実高ふれ愛隊で~す(^^)/
これまで『加賀の白山信仰』について、レポートさせていただきましたが、今回が最終回です。
さて、旧城下町・大聖寺町には、かつての「白山五院」の一つ「大聖寺」があったといいます。
「白山五院」とは、いまの加賀市にあったとされる柏野寺・温泉寺・極楽寺・小野坂寺・大聖寺の五つ
お寺のことですが、白山信仰がもっとも色濃く社会に繁栄された平安時代から室町時代にかけて、
加賀江沼の人びとの白山信仰の中心になっていました。
大聖寺という地名はきっと「白山五院」の一つ「大聖寺」にちなんでいるとは思いますが、
現在大聖寺の町には「大聖寺」というお寺は存在していません。白山信仰の拠点であった
福井県勝山市の平泉寺町や岐阜県郡上八幡の長滝寺町にもその名をもつお寺がないのと、
符合しているのかもしれません。
もともと「白山五院」の一つ「大聖寺」は錦城山にありました。平安味代、この加賀の地に仏教が伝来したころ、
白山の白き神々を仰ぎ見る聖地として、錦城山には「大聖寺」という立派なお寺が建てられたのでしょう。

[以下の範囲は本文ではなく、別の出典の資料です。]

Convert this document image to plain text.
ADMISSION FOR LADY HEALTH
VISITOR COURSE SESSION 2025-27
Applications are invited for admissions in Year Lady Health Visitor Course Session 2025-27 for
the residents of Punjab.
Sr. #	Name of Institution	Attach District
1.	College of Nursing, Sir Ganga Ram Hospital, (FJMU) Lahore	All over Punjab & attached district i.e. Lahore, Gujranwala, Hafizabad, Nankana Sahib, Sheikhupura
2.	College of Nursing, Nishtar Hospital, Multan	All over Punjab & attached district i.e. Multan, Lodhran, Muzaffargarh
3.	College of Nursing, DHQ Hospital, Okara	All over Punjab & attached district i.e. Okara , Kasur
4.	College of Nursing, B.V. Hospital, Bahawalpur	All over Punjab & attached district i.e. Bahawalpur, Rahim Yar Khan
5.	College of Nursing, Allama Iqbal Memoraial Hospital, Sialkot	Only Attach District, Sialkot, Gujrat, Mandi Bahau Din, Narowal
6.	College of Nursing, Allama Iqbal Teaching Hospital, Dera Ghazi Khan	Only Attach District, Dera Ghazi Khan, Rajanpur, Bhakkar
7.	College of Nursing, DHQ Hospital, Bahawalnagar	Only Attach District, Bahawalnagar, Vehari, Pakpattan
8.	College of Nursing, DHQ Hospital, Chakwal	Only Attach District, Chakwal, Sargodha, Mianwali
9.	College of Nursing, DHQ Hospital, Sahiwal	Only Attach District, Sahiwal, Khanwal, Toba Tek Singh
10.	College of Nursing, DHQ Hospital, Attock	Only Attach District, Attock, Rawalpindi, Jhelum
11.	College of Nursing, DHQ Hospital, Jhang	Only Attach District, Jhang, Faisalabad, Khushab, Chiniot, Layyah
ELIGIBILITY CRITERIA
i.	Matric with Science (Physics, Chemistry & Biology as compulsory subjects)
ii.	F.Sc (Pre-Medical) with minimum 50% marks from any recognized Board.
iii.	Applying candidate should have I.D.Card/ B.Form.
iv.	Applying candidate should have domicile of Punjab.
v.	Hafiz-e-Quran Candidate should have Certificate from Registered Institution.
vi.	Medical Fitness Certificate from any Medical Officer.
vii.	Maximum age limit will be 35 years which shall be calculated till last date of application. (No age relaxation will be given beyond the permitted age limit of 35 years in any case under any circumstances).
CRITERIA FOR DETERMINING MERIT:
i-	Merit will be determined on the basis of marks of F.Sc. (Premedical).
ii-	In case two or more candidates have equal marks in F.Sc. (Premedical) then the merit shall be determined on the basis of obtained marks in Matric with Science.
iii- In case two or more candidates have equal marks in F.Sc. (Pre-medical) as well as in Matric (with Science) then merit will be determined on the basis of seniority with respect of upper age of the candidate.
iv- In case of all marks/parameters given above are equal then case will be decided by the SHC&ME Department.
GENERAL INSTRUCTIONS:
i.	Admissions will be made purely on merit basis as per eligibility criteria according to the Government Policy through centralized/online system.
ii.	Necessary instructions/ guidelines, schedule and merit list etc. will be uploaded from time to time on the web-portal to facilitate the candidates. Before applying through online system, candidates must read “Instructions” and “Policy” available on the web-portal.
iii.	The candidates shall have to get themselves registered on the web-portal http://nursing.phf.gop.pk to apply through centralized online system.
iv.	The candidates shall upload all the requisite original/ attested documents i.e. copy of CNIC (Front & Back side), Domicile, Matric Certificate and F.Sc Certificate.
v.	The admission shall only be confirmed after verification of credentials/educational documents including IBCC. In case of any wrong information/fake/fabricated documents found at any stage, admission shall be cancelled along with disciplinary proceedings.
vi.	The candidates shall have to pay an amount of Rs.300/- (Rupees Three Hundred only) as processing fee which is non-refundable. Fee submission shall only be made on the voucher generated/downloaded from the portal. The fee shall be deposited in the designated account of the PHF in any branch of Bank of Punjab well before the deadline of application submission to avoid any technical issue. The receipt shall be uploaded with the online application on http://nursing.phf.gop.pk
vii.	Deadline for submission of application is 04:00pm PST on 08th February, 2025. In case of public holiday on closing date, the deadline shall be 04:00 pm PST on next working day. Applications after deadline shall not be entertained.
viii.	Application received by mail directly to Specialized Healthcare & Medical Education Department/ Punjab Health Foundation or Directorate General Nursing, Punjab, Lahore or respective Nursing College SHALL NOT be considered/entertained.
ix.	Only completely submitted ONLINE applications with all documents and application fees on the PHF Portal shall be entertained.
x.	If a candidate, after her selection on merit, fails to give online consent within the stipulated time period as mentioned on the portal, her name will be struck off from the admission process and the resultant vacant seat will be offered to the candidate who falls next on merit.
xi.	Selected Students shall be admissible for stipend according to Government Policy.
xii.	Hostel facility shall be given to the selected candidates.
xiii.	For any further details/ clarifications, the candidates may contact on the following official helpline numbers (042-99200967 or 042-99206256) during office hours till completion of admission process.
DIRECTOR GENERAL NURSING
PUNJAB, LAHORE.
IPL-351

しかし、この「大聖寺」というお寺は、鎌倉時代になって、この地域に親鸞の浄土真宗、道元の曹洞宗、
日蓮の法華宗などの新興宗教が伝わると、衰えていきます。
そして16世紀になると、蓮如によって力を増した浄土真宗門徒と越前の朝倉義景との戦いに巻き込まれ、
「大聖寺」は完全に焼けてなくなってしまいました。
その「大聖寺」の後身は、現在の大聖寺寺町近辺にあった大聖寺慈光院であったと思われます。
この慈光院は、江戸時代になって、前田利治が大聖寺藩を治めるようになると、城下町を整備するため、
大聖寺の南西にある「山の下」に移され、神明宮山下神社と神仏習合されることになりました。
現在、神明宮山下神社の鳥居をくぐり、左側の石段をしばらく登っていくと、そこには白山神社があります。
かつて今の加賀市にあった「白山五院」と「三箇寺」(那谷寺・温谷寺・栄谷寺)のうち、現在でも残っているのは、
那谷寺と山代薬王院温泉寺だけです。「大聖寺」が白山信仰と深くかかわっていた証拠としては、
もともと慈光院にあった木造十一面観音立像が、明治期の廃仏毀釈によって、同じく「白山五院」の一つ
であった山代温泉にある薬王院温泉寺に伝えられていることがあげられます。
今も大聖寺からながめる白山はとても美しいのですが、「大聖寺」が存在していた頃の白山は今以上に美しく、
「白山五院」の一つ「大聖寺」は、当時の加賀江沼の人たちにとって、白山を信仰する上での、
象徴的な空間だったと思われます。